Version 13 of Ruff!

Updated 2009-01-30 02:17:02 by APN

Runtime Utility Formatting Function

(acronym expansion subject to change)

Ruff! is the documentation system included with Woof!. Unlike other source documentation systems, Ruff! generates documentation using runtime introspection. This has several benefits:

  • Less clutter in the source - no extraneous markup like FUNCTION: or @class as hints for the document generator
  • Less duplication and hence less errors - for example, namespaces, defaults etc. are automatically and correctly picked up.
  • Documentation can be picked from comments placed next to the corresponding program logic making the code easier to read as well making it easier to keep documentation in sync.
  • The benefits are even more enhanced when documenting classes as documentation can automatically include inherited classes, mixins etc.
  • Even program elements with no comments can be documented to provide useful information (eg. default values, parameter sequence, contained methods etc.), particularly if names are well chosen.

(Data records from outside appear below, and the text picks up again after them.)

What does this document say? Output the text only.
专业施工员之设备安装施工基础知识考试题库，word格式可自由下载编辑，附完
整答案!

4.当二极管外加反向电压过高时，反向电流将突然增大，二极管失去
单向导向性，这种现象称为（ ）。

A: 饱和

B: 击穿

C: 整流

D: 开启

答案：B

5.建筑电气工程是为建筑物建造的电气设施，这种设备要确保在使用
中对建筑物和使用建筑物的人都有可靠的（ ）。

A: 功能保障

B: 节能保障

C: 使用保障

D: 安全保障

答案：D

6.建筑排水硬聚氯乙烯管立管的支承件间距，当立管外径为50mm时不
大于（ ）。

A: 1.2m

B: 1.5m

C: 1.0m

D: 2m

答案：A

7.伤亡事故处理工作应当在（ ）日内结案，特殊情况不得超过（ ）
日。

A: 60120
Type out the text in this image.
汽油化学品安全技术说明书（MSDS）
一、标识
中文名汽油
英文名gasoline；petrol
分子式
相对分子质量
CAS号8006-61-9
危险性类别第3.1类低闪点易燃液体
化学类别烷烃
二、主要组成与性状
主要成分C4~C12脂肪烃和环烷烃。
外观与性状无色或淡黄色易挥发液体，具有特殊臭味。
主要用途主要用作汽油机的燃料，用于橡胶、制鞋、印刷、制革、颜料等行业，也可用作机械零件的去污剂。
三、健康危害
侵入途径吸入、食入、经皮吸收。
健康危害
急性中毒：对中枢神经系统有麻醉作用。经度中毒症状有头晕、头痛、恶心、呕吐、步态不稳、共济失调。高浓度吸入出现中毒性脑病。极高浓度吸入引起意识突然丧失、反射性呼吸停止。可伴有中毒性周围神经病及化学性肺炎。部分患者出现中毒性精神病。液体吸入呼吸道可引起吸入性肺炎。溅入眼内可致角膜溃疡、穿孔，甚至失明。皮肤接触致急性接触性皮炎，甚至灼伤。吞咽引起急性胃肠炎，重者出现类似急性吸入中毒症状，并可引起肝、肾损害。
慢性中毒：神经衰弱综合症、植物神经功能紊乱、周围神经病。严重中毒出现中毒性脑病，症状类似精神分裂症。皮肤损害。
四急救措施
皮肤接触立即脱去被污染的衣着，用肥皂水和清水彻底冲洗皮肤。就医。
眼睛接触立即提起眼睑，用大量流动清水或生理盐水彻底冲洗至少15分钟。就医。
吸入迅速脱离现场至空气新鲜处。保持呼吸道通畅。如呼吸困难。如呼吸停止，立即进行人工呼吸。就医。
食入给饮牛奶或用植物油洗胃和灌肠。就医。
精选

Because Ruff! is primarily an input processor, it generates output in canonical format that can be passed to output generators like doctools via adapters. Currently only a doctools adapter is implemented which can be used to generate all the doctools output formats like text, html, tmml, latex etc. A native XML/XHTML adapter is also planned.

Below is some sample source code that illustrates some of these points:


namespace eval ::ruff::test {
    proc print_array {name_of_array {key_pattern *}} {
        upvar $name_of_array arr
        foreach {key val} [array get arr] {
            puts $key:$val
        }
        # Note this proc has no ruff comments
    }

    proc sample_proc {param {param_with_default default_value}} {
        # A sample proc to illustrate ruff! This is the summary line
        # (or lines). It may or may not have a whitespace line following it.
        #  param - a parameter to the procedure.
        #  param_with_default - another parameter but with default value. Note
        #    the parameter description may cover multiple logical and
        #    physical lines.
        #
        # This is a general description paragraph. Paragraphs are separated
        # by lines that only have the comment character # and  whitespace
        # 
        # Introspective documentation generation allows correct pickup
        # of namespaces in procedure names, less duplication, minimal
        # extraneous symbols.
        #
        # Returns the empty string.

        set foo bar

        return ""
    }
}

...and the corresponding documentation generated via ruff as plain text output (via doctools). Of course, anything supported by doctools can be generated similarly (tmml, html etc.)


test - 
Generated from file 'woof.man' by tcllib/doctools with format 'text'
test(1) 0.1 woof ""

NAME
====

test -

SYNOPSIS
========

::ruff::test::sample_proc param param_with_default
::ruff::test::print_array key_pattern name_of_array

DESCRIPTION
===========

    ::ruff::test::sample_proc param param_with_default

        param

            a parameter to the procedure.

        param_with_default

            another parameter but with default value. Note the parameter
            description may cover multiple logical and physical lines. (default
            *default_value*)

        A sample proc to illustrate ruff! This is the summary line (or lines).
        It may or may not have a whitespace line following it.

        This is a general description paragraph. Paragraphs are separated by
        lines that only have the comment character # and whitespace

        Introspective documentation generation allows correct pickup of
        namespaces in procedure names, less duplication, minimal extraneous
        symbols.

        Returns the empty string.

    ::ruff::test::print_array key_pattern name_of_array

        key_pattern

            (default ***)

        name_of_array

COPYRIGHT
=========

Copyright (c) 2009 "Ashok"

AMG: Looks very exciting! I can't wait to see the code for this. I'll be happy to start using it in my projects.

Many years ago I had thought of writing a documentation generator, but it had not occurred to me that I could harness Tcl's vast introspection capabilities. As a result, it would have been extremely limited, doing nothing more than extracting specially-formatted comments (while ignoring the actual code) and dumping them to HTML or similar. It would have allowed me to interleave code and documentation, but it would also have required that the documentation effectively duplicate the code.

Side note: On this Wiki, be careful with words underlined with ==='s, when the words are three or six characters long. The underlines may be interpreted to start or stop a block of preformatted text!